Merge k sorted linked lists and return it as one sorted list. Analyze and describe its complexity.

Example:

Input:

[

  1->4->5,

  1->3->4,

  2->6

]

Output: 1->1->2->3->4->4->5->6

Solution

brutal force solution is to traversal all the linked lists, create an array, sort the array, then create a new linked list.

The time cost is O(NlogN), space cost is O(N)

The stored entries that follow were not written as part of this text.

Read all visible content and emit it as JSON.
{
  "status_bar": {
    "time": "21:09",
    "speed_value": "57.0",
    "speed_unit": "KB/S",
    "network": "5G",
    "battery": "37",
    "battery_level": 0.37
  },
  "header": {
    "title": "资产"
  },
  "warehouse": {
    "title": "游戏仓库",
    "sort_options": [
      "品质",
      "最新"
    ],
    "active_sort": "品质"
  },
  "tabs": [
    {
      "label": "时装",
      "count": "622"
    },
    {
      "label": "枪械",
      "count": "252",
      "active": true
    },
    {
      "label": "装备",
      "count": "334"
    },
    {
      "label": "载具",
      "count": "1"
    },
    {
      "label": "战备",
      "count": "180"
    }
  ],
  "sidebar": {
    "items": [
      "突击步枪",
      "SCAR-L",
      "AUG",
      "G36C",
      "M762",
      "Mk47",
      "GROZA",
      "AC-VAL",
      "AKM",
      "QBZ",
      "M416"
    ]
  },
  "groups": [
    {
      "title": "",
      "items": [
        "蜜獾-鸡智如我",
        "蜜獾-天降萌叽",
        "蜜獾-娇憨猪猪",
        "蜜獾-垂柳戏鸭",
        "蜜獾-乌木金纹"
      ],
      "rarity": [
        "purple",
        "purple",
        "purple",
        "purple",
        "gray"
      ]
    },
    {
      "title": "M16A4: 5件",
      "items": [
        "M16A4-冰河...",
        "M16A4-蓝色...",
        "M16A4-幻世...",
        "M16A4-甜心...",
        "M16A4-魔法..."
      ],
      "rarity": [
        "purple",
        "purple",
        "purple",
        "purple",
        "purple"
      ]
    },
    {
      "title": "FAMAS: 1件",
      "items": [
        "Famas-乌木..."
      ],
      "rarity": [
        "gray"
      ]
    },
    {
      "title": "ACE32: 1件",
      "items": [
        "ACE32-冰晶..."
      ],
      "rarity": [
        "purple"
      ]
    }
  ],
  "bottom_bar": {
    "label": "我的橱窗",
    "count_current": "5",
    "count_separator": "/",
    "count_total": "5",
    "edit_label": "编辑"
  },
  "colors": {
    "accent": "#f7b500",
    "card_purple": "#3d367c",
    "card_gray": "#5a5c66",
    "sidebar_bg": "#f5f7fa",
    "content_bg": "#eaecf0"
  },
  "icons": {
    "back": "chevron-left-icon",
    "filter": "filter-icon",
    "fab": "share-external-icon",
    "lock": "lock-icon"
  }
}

we can also put the first k nodes into a priority queue, then take one at a time, push the next into the queue until done.

import java.util.*;
class KLinkedListsMerge {
  public static Node merge(Node[] nodes) {
    Node kHead = new Node(-1, null);
    Node tail = kHead;
    PriorityQueue<Node> pq = new PriorityQueue<>((i, j) -> i.value - j.value);
    for(Node head : nodes)
      pq.add(head);
    while(!pq.isEmpty()) {
      Node head = pq.poll();
      if(head.next != null)
        pq.add(head.next);
      head.next = null;
      tail.next = head;
      tail = head;
    }
    return kHead;
  }
  private static class Node {
    int value;
    Node next;
    public Node(int value, Node next) {
      this.value = value;
      this.next = next;
    }
  }
  public static void main(String...args) {
    Node[] nodes = new Node[3];
    //1->4->5
    nodes[0] = new Node(1, new Node(4, new Node(5, null)));
    nodes[1] = new Node(1, new Node(3, new Node(4, null)));
    nodes[2] = new Node(2, new Node(6, null));
    Node head = merge(nodes);
    head = head.next;
    while(head.next != null) {
      System.out.print(head.value + " -> ");
      head = head.next;
    }
    System.out.println("null");
  }
}

The time cost is bounded by the priority queue, the queue size is k after initialization, then add each element need logk time to restore the order. The total time cost is O(Nlogk). Space cost is the O(k) which is the priority queue size.